Course syllabus for Financial derivatives and partial differential equations

Course syllabus adopted 2023-02-14 by Head of Programme (or corresponding).

Overview

  • Swedish nameFinansiella derivat och partiella differentialekvationer
  • CodeTMA285
  • Credits7.5 Credits
  • OwnerMPENM
  • Education cycleSecond-cycle
  • Main field of studyMathematics
  • DepartmentMATHEMATICAL SCIENCES
  • GradingTH - Pass with distinction (5), Pass with credit (4), Pass (3), Fail

Course round 1

  • Teaching language English
  • Application code 20131
  • Open for exchange studentsYes

Credit distribution

0101 Examination 7.5 c
Grading: TH
7.5 c

In programmes

Examiner

Go to coursepage (Opens in new tab)

Eligibility

General entry requirements for Master's level (second cycle)
Applicants enrolled in a programme at Chalmers where the course is included in the study programme are exempted from fulfilling the requirements above.

Specific entry requirements

English 6 (or by other approved means with the equivalent proficiency level)
Applicants enrolled in a programme at Chalmers where the course is included in the study programme are exempted from fulfilling the requirements above.
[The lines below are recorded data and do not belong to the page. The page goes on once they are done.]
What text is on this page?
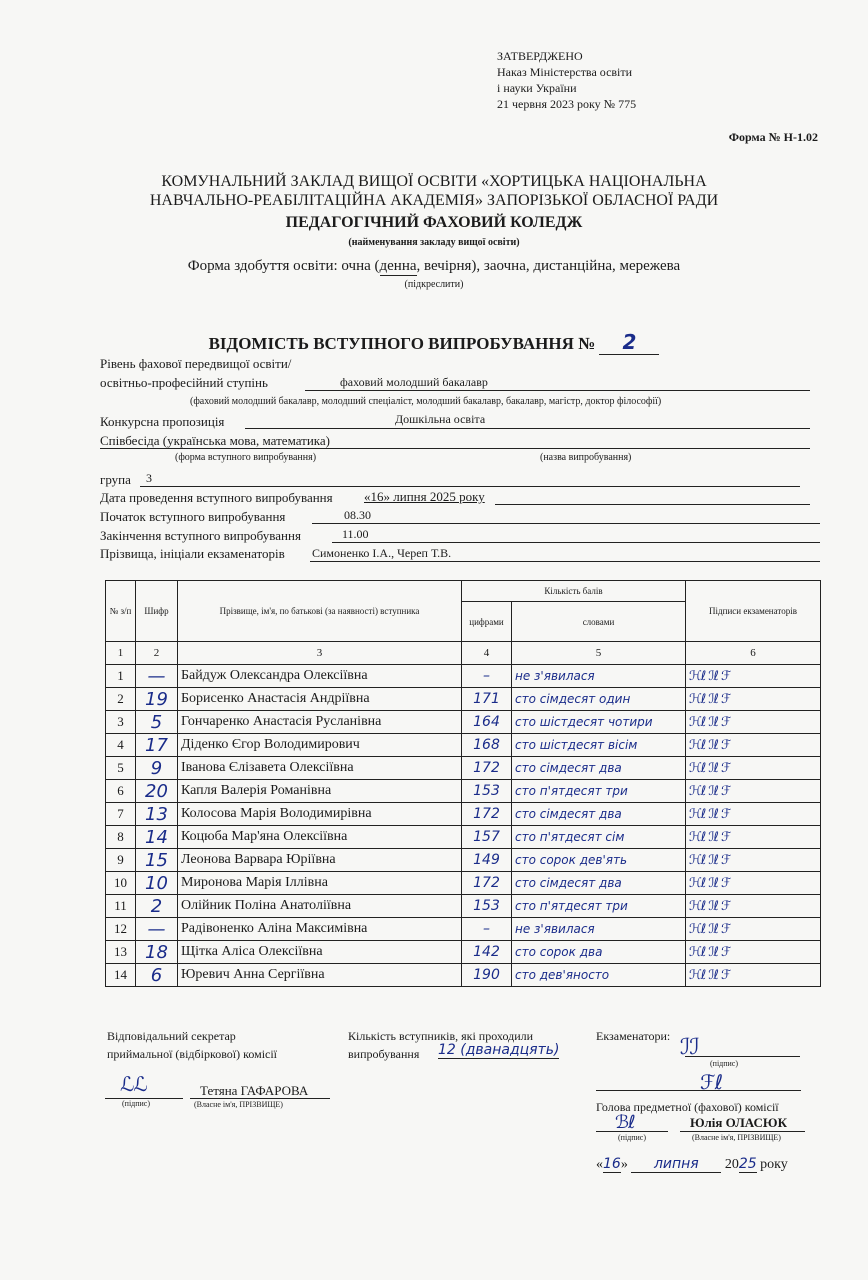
ЗАТВЕРДЖЕНО
Наказ Міністерства освіти
і науки України
21 червня 2023 року № 775
Форма № Н-1.02
КОМУНАЛЬНИЙ ЗАКЛАД ВИЩОЇ ОСВІТИ «ХОРТИЦЬКА НАЦІОНАЛЬНА
НАВЧАЛЬНО-РЕАБІЛІТАЦІЙНА АКАДЕМІЯ» ЗАПОРІЗЬКОЇ ОБЛАСНОЇ РАДИ
ПЕДАГОГІЧНИЙ ФАХОВИЙ КОЛЕДЖ
(найменування закладу вищої освіти)
Форма здобуття освіти: очна (денна, вечірня), заочна, дистанційна, мережева
(підкреслити)
ВІДОМІСТЬ ВСТУПНОГО ВИПРОБУВАННЯ № 2
Рівень фахової передвищої освіти/
освітньо-професійний ступінь	фаховий молодший бакалавр
(фаховий молодший бакалавр, молодший спеціаліст, молодший бакалавр, бакалавр, магістр, доктор філософії)
Конкурсна пропозиція	Дошкільна освіта
Співбесіда (українська мова, математика)
(форма вступного випробування)	(назва випробування)
група 3
Дата проведення вступного випробування «16» липня 2025 року
Початок вступного випробування	08.30
Закінчення вступного випробування	11.00
Прізвища, ініціали екзаменаторів Симоненко І.А., Череп Т.В.
№ з/п	Шифр	Прізвище, ім'я, по батькові (за наявності) вступника	Кількість балів		Підписи екзаменаторів
			цифрами	словами	
1	2	3	4	5	6
1	—	Байдуж Олександра Олексіївна	–	не з'явилася	ℋℓ ℐℓ ℱ
2	19	Борисенко Анастасія Андріївна	171	сто сімдесят один	ℋℓ ℐℓ ℱ
3	5	Гончаренко Анастасія Русланівна	164	сто шістдесят чотири	ℋℓ ℐℓ ℱ
4	17	Діденко Єгор Володимирович	168	сто шістдесят вісім	ℋℓ ℐℓ ℱ
5	9	Іванова Єлізавета Олексіївна	172	сто сімдесят два	ℋℓ ℐℓ ℱ
6	20	Капля Валерія Романівна	153	сто п'ятдесят три	ℋℓ ℐℓ ℱ
7	13	Колосова Марія Володимирівна	172	сто сімдесят два	ℋℓ ℐℓ ℱ
8	14	Коцюба Мар'яна Олексіївна	157	сто п'ятдесят сім	ℋℓ ℐℓ ℱ
9	15	Леонова Варвара Юріївна	149	сто сорок дев'ять	ℋℓ ℐℓ ℱ
10	10	Миронова Марія Іллівна	172	сто сімдесят два	ℋℓ ℐℓ ℱ
11	2	Олійник Поліна Анатоліївна	153	сто п'ятдесят три	ℋℓ ℐℓ ℱ
12	—	Радівоненко Аліна Максимівна	–	не з'явилася	ℋℓ ℐℓ ℱ
13	18	Щітка Аліса Олексіївна	142	сто сорок два	ℋℓ ℐℓ ℱ
14	6	Юревич Анна Сергіївна	190	сто дев'яносто	ℋℓ ℐℓ ℱ
Відповідальний секретар
приймальної (відбіркової) комісії
ℒℒ
(підпис)
Тетяна ГАФАРОВА
(Власне ім'я, ПРІЗВИЩЕ)
Кількість вступників, які проходили
випробування 12 (дванадцять)
Екзаменатори: ℐℐ
(підпис)
ℱℓ
Голова предметної (фахової) комісії
ℬℓ
(підпис)
Юлія ОЛАСЮК
(Власне ім'я, ПРІЗВИЩЕ)
«16» липня 2025 року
Course specific prerequisites

General entry requirements and an equivalent of the course MVE095 Options and Mathematics or in all 90 higher education credits in Mathematics and Mathematical statistics.

Aim

The course deals with financial derivatives using stochastic calculus and partial differential equations.

Learning outcomes (after completion of the course the student should be able to)

 On successful completion of the course the student will be able to:

- master applications of stochastic calculus and partial differential equations to option pricing

- explain the concepts of risk-neutral pricing and market completeness

- derive the partial differential equation for the price of European derivatives when the underlying stock has stochastic volatility

- compute numerically the price of European and Asian options in markets with stochastic volatility

- compute  numerically the yield curve of coupon bonds implied one factor interest rate models



Content

Concepts from stochastic calculus reviewed in the course:

- Brownian motion, Ito's calculus, stochastic differential equations

- Change of measure, Girsanov theorem

Topics in financial derivatives pricing theory include:

- Self-financing portfolio strategies and arbitrage

- Black-Scholes model

- Stochastic volatility models and interest rate models

- Asian options

- Forwards and futures contracts

- Financial derivatives depending on multiple stocks

Connection with partial differential equations:

- Parabolic and hypoelliptic PDEs for option prices

- Initial and boundary value problems

- Numerical computation of option prices by finite difference methods.

Organisation

Lectures and problem sessions.

Literature

Calogero, S.: Stochastic calculus, financial derivativesand PDE’s. Compendium (free available on the course homepage)

Shreve, S.: Stochastic Calculus for Finance II

Examination including compulsory elements

Examination includes assignments and a written exam. Some of the assignments require knowledge of Python or Matlab. 

The course examiner may assess individual students in other ways than what is stated above if there are special reasons for doing so, for example if a student has a decision from Chalmers on educational support due to disability.